Planners can put together a 3-day itinerary with a day at sea, or rope in Catalina Island for a 4-day trip.
A popular excursion is to visit a winery or two in the Guadelupe Valley. Other than that, it's shops, restaurants and a La Bufadora, a spouting blowhole along the rocky coast.
It's not surprising that many cruisers stay on the ship and take a stationary day at sea in Ensenada, especially if they've been before.
So Carnival Cruise Line's plan to build a more exciting shoreside experience there is a welcome development.
"We can't say enough about how really important this investment is for us," said Carnival's point man on the project, Carlos Torres de Navarra, vice president of Strategic & Commercial Port Development. "We can't survive on homeports and we can't just survive with our ships. We need destinations."

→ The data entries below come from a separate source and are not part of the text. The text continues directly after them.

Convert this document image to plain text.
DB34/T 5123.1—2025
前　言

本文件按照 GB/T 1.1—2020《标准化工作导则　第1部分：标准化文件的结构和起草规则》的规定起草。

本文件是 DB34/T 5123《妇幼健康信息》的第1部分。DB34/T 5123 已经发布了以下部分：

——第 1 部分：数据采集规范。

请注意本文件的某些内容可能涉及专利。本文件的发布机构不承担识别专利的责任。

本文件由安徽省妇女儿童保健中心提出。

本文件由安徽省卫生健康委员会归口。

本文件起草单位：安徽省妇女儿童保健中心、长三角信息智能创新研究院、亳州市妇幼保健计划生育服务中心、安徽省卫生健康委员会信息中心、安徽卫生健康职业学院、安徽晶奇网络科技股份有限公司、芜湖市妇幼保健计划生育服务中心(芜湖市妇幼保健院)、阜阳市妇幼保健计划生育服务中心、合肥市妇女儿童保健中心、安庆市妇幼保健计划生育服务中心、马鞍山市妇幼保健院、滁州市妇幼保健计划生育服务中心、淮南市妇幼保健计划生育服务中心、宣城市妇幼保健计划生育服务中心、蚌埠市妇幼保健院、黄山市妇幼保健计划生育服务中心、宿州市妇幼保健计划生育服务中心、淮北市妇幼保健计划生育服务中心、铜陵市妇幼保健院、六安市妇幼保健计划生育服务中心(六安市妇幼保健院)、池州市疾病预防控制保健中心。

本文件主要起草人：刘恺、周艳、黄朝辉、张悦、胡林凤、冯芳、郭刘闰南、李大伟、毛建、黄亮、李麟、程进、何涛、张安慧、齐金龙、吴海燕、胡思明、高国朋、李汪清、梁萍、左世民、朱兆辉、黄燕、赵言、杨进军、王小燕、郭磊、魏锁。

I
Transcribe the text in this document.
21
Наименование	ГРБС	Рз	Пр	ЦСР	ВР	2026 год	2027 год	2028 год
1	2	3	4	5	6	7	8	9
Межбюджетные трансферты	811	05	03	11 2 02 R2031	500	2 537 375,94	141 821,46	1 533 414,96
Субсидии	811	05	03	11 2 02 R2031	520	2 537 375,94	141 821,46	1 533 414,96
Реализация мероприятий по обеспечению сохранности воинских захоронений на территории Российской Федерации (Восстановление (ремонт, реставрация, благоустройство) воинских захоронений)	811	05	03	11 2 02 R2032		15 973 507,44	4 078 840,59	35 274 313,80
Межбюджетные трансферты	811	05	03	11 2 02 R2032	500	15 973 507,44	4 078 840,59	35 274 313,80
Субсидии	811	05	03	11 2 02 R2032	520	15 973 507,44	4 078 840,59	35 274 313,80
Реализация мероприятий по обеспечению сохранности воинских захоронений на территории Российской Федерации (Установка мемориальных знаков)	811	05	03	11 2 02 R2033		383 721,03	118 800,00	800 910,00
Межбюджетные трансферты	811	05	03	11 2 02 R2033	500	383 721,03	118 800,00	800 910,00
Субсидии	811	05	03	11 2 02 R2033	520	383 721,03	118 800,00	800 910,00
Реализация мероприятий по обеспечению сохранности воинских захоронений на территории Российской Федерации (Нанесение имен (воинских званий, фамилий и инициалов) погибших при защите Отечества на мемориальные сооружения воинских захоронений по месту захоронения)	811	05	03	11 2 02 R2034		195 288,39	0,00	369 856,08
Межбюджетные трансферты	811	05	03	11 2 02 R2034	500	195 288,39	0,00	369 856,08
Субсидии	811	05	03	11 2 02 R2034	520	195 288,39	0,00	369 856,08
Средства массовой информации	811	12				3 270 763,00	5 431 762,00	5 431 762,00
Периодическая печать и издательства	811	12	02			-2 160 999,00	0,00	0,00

"From our perspective, it was very important that we improve the product," Torres de Navarra said.
He told an audience at the opening of Carnival's expanded terminal in Long Beach that locals in Ensenada have done a good job improving the food experience there and making it clean and safe.
"But one of the things that's always been missing about Ensenada is that shoreside experience," Torres de Navarra said. "And that's the focus we have in Ensenada, that we're going to be creating an off-the-ship experience that will hopefully grow demand not only for our 3- and 4-day product but also for other itineraries we may create as part of a new Ensenada experience."
While the details will only come later, Carnival president Christine Duffy said the improvements will include both an indoor and outdoor component.
Torres de Navarra said the Pacific is still too cold in Ensenada to develop much of a beach attraction there. But expect something along the lines of what Carnival Corp. built at Amber Cove in the Dominican Republic, or its $50 million Grand Turk Cruise Center in the Turks & Caicos Islands.
By 2020 when the Ensenada project is scheduled to open, Carnival hopes to be carrying upwards of 750,000 passengers a year from Long Beach. And Torres de Navarra strongly hinted that it won't be the only brand calling on Ensenada.
"We're doing this on behalf of all brands at Carnival Corp. This is an investment for the future for Carnival Corp., for Ensenada and for the industry," he said.